Packendes Nordkreisderby am 1. Spieltag: Die SG Eimbeckhausen/Hamelspringe hat sich auf heimischem Platz mit 2:1 (1:0) gegen den TuSpo Bad Münder durchgesetzt. Dabei standen die Vorzeichen für die Hausherren alles andere als ideal. „Wir haben heute mit elf Leuten angefangen – bis zur Trinkpause, weil zwei Leute erst später direkt vom Flughafen aus dem Urlaub kamen“, verriet SG-Coach Martin Witzel, der personell ohnehin auf dem Zahnfleisch ging und auf neun Akteure verzichten musste.
Auf dem Platz übernahm der TuSpo entsprechend von Beginn an die Spielkontrolle und erarbeitete sich gute Tormöglichkeiten.
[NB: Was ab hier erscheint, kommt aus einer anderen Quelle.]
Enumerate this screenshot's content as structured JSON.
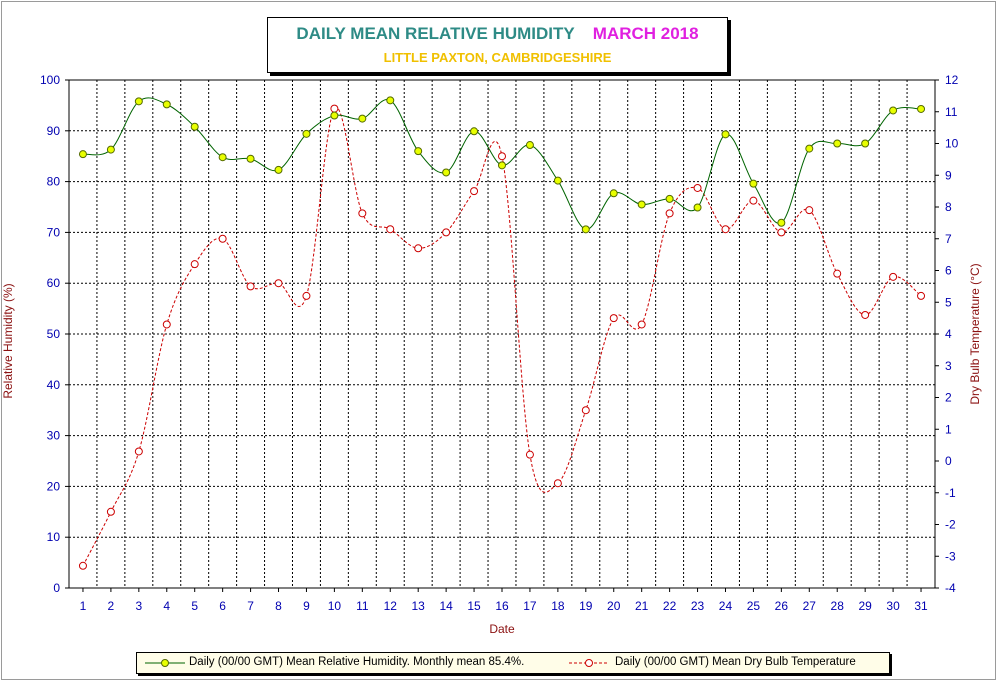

Unter anderem vergab Hakan Atangüc in der 25. Minute aus sechs Metern die Führung für die Gäste. „In der Szene hatten wir großes Glück. Ebenfalls, als etwas später Philip Dunkley das Tor nicht trifft. Bad Münder hatte in der ersten Halbzeit viel den Ball und hat das Spiel gemacht“, so Witzel. Mitten in diese Drangphase hinein schlug die Heimelf jedoch eiskalt zu: Nach einer Ecke schaltete Sören Sundermann am schnellsten und traf in der 33. Minute zur 1:0-Führung. „Danach war Bad Münder weiter spielbestimmend, aber wir haben gut verteidigt“, lobte der SG-Trainer.
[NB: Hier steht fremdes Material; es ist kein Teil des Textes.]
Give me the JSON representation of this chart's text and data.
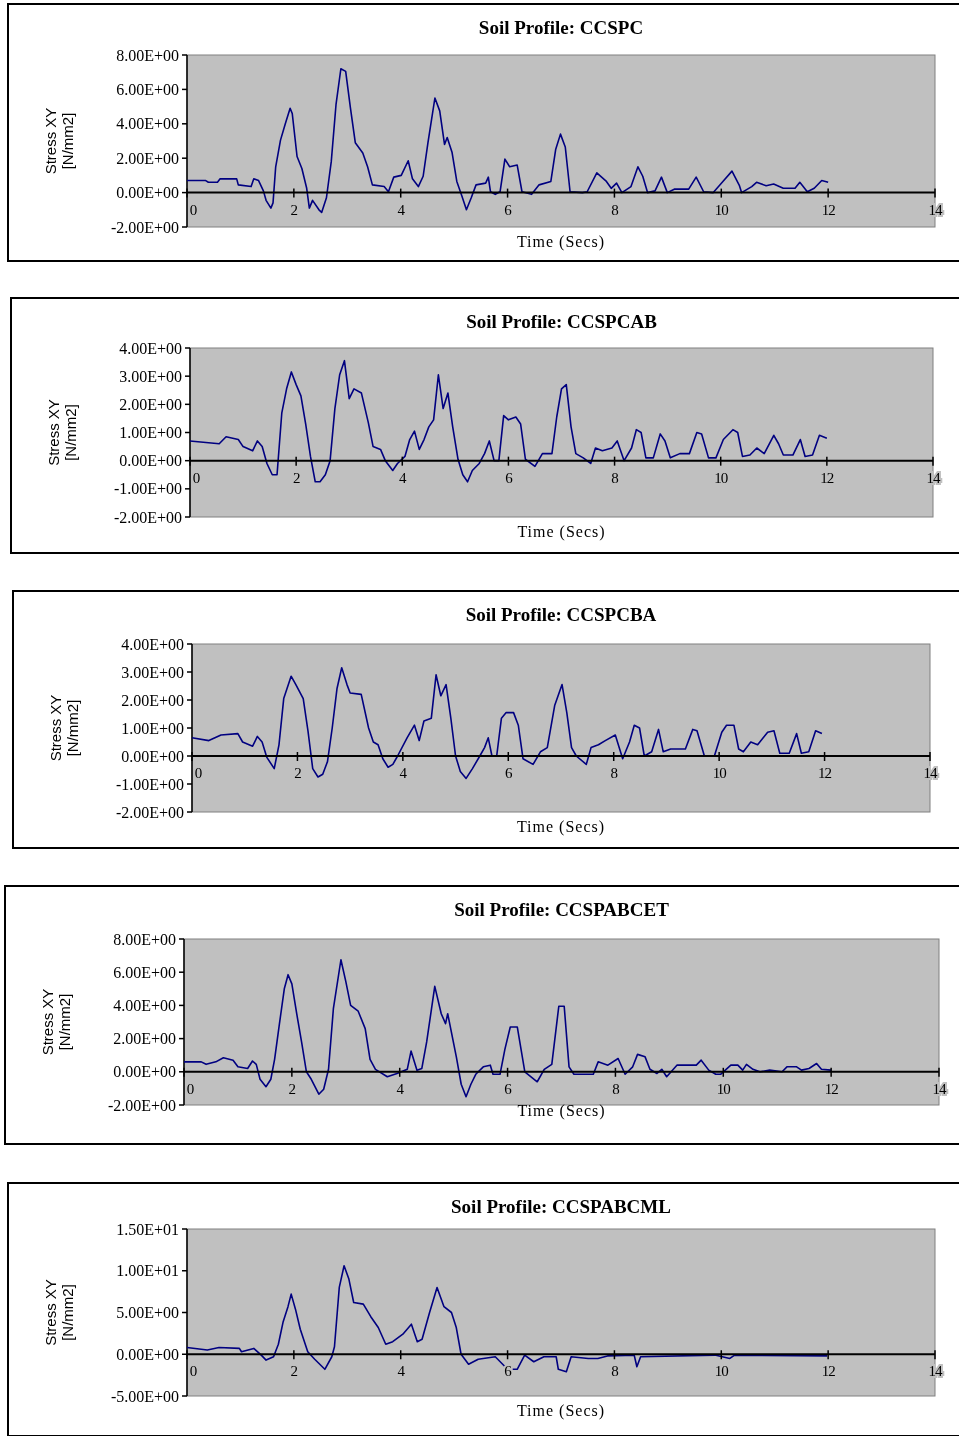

Nach dem Seitenwechsel erhöhte die TuSpo nochmals den Druck und belohnte sich in der 51. Minute mit dem 1:1-Ausgleich durch Dzemil Hadzic. Die Partie stand nun auf der Kippe, doch in der 60. Minute rettete SG-Schlussmann Mirko Köster im Eins-gegen-Eins gegen Dunkley überragend. „Da hält er uns bockstark im Spiel! In der 79. Minute kommt es dann so, wie es im Fußball oft passiert“, beschrieb Witzel die spielentscheidende Szene. Über einen schnellen Konter kombinierten sich die Hausherren durch, Anes Hot blieb vor dem Gehäuse cool und schob zum 2:1-Siegtreffer ein. Die Münderaner drängten in den Schlussminuten vergeblich auf den erneuten Ausgleich.
„Alles in allem war Bad Münder die spielbestimmende Mannschaft, sie haben aber ihre Chancen nicht genutzt. Wir haben das Optimum aus unseren Möglichkeiten herausgeholt“, resümierte Witzel fair. Ein Sonderlob hatte der Coach für Keeper Köster sowie Innenverteidiger Mike Hoffmann übrig, der die gegnerischen Angreifer überwiegend gut im Griff hatte. Witzels überglückliches Fazit nach dem Derbysieg: „Ich bin gerade einfach begeistert, wenn man die Bedingungen bedenkt: Neun Leute haben gefehlt und wir haben das Ding trotzdem gezogen! Unser Plan ist taktisch voll aufgegangen – das war eine makellose kämpferische Leistung von uns.“
Tore: 1:0 Sören Sundermann (33.), 1:1 Dzemil Hadzic (51.), 2:1 Anes Hot (79.).